SNP’s word of the day: Reliquary
Word: Reliquary
Meaning: A shrine filled with, well, relics.
Usage: “Have you beat the Reliquary of Souls yet?” —something you would say if you played World of Warcraft. Don’t look at me like that!
You should know it because: the word “reliquary” seems like a relic itself, although not in the true definition, which goes something like “the remains of a saint, or a venerated religious object.” Reliquaries came into Christian use in the fourth century, says Wikipedia, proliferated through the Middle Ages, and were built magnificently until about the 16th century, when the church got all reformed. There’s not such big business to be done in saintly body-part storage now. But, as evinced by recent shrines—far apart but alike in intensity—to the great singer Amy Winehouse and the great Canadian politician Jack Layton, there are new possibilities for the reliquary in the realm of public, secular art.
“The beauty of a reliquary was intended to reflect the spiritual value of what it contained,” or so says the British Museum’s website; they have a relics-‘n’-reliquaries exhibit on all summer. I like this sentiment. One might argue that Amy Winehouse’s spiritual value was more than the mix of flowers, emo scrawls, empty wine bottles, and cigarettes contained in her Camden shrine; then again, maybe it wasn’t, and I don’t mean that disparagingly in the least. Winehouse’s sins made a saint out of her in the end. The same happens when any venerated star leaves the earth: the day Michael Jackson died, I was in Seattle with my boyfriend. The next morning, we went to the EMP Museum and witnessed the Holy Grail–like handling of his sequined glove, enshrined for-maybe-ever in a glass case. There’s even a sacred shrine to Jon Bon Jovi in New Orleans, even though, unless he died and Twitter didn’t tell me, it’s a little premature.
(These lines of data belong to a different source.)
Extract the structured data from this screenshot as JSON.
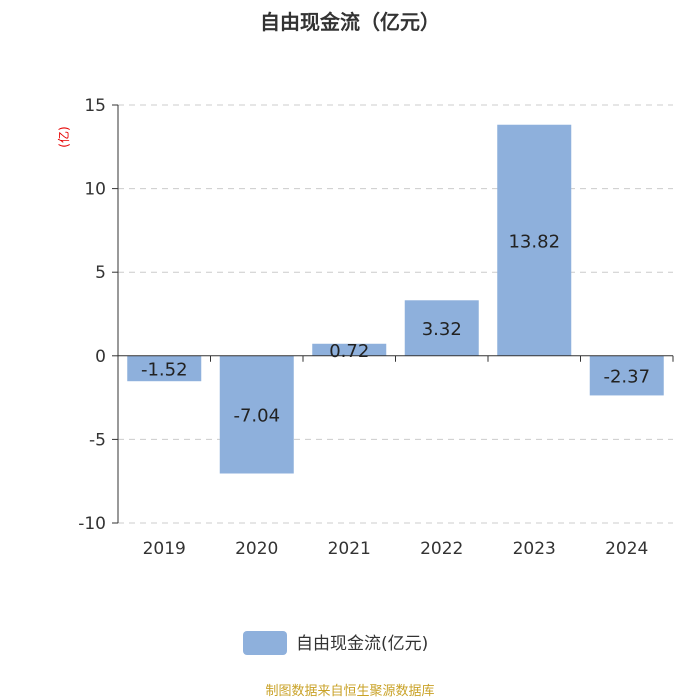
{
  "chart_data": {
    "type": "bar",
    "title": "自由现金流（亿元）",
    "ylabel": "(亿)",
    "categories": [
      "2019",
      "2020",
      "2021",
      "2022",
      "2023",
      "2024"
    ],
    "series": [
      {
        "name": "自由现金流(亿元)",
        "values": [
          -1.52,
          -7.04,
          0.72,
          3.32,
          13.82,
          -2.37
        ]
      }
    ],
    "value_labels": [
      "-1.52",
      "-7.04",
      "0.72",
      "3.32",
      "13.82",
      "-2.37"
    ],
    "ylim": [
      -10,
      15
    ],
    "yticks": [
      15,
      10,
      5,
      0,
      -5,
      -10
    ],
    "ytick_labels": [
      "15",
      "10",
      "5",
      "0",
      "-5",
      "-10"
    ],
    "grid": true,
    "legend_position": "bottom",
    "bar_color": "#8eb0dc"
  },
  "source": "制图数据来自恒生聚源数据库"
}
There’s another sort of reliquary now, too, which you must have somewhere: that box of old tech stuff you can’t (or don’t know how to) dispose of altogether. In 2008, the artist Tim Tate made reliquaries—he called them that, not me—out of tiny videos on loop, surrounded by tech detritus, encase in glass. It makes sense. Our phones and players and palm-sized things of convenience are the only sacred objects we non-believers have.